Quando o Artigas e a Virgínia morreram as casas foram mantidas. O Julio foi morar lá. Restaurou-se o telhado da casinha que ficou como nova para espanto das imobiliárias e construtoras que, sabendo da morte dos antigos proprietários, batiam à porta com ofertas milionárias. A resistência continuou. Afinal, já havia a árvore e quem sabe um dia viria o reconhecimento das casas que já contavam com a admiração de alguns vizinhos, dos amigos e da maioria dos arquitetos.
A cada passo que dávamos em oposição à venda, achávamos que andávamos na direção do reconhecimento do valor histórico e arquitetônico das casas – recebíamos visitas de estudantes e arquitetos do Brasil e do exterior; grupos invadiam o cotidiano do Julio que ciceroneava os visitantes a qualquer hora. Na direção contrária a prefeitura de São Paulo emitia os impostos com estranhos valores, compatíveis com o virtual edifício de 20 andares que o terreno comportava. Em trinta anos, desde a morte do Artigas, o IPTU da das casas nunca foi igual de um ano para o outro, com valores cada vez mais altos, impossíveis de serem pagos sem causar um rombo significativo nos nossos ganhos de assalariados. A área da casa aumentou e diminuiu; o fator de obsolescência variou; a data de construção da casa a cada ano era diferente. Essa confusão e a insensibilidade dos órgãos municipais com aqueles que preservam nossa triste cidade fizeram com que o IPTU das “moradas” do Artigas sofresse um aumento real numa média de quase 200% nos últimos dez anos. Exatamente no período em que o imóvel passou para o patamar público de bem cultural da cidade de São Paulo.

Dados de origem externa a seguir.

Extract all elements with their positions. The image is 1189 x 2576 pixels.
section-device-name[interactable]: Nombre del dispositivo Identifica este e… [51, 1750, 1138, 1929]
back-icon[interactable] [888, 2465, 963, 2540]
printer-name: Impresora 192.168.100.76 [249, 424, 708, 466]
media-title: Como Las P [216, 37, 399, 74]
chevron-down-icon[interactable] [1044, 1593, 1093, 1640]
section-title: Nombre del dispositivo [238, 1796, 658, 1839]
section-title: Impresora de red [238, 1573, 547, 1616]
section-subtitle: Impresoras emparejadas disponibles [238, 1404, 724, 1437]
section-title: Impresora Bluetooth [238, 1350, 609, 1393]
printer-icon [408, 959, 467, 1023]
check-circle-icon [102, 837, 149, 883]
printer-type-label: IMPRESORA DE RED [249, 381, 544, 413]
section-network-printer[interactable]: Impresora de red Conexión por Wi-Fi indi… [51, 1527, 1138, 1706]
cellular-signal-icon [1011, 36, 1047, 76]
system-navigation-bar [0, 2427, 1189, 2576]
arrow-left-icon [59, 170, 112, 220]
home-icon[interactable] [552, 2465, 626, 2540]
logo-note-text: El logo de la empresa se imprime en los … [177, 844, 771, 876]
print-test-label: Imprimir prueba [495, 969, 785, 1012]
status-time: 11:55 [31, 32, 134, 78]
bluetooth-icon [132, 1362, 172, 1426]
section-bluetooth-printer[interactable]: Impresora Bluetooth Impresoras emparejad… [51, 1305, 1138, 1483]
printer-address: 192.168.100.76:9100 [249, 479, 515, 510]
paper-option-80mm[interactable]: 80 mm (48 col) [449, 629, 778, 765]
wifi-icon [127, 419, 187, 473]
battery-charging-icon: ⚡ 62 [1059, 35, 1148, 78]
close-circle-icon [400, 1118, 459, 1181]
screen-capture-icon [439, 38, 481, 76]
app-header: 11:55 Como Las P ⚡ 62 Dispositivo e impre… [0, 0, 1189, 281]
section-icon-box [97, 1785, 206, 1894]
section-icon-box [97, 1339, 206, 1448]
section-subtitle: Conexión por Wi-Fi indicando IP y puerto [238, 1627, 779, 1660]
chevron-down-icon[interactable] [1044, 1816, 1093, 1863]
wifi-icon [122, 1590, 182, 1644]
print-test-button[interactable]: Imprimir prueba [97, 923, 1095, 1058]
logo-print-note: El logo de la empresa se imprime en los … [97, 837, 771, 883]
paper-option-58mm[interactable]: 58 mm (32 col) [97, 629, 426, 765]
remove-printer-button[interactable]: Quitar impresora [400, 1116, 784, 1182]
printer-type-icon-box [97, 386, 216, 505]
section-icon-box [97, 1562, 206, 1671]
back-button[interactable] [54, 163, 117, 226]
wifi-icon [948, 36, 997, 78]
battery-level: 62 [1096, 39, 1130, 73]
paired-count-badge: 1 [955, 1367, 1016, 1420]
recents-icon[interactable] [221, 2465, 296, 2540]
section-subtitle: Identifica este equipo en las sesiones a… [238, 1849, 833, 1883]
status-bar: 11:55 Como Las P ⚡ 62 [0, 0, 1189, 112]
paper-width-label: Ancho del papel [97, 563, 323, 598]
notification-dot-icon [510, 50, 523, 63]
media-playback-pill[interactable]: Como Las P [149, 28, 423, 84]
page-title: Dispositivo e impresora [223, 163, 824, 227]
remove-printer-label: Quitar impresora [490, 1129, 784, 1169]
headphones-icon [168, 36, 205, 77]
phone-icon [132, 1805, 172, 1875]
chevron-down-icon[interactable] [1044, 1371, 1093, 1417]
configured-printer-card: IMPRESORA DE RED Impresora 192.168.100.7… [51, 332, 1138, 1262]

Por sua relevância enquanto obras da arquitetura e cultura paulistas e brasileiras as casas foram objeto de abertura de processo visando seu tombamento, publicado no Diário Oficial em 2004, como imóveis enquadrados como Zonas Especiais de Preservação Cultural (ZEPEC). Cumpre ressaltar que a instrução final desse processo de tombamento e respectivas resoluções do CONPRESP deveriam ter sido feitas até o final dos prazos estipulados para a revisão do Plano Diretor do Município de São Paulo. Até quanto eu saiba, não foram feitas até hoje.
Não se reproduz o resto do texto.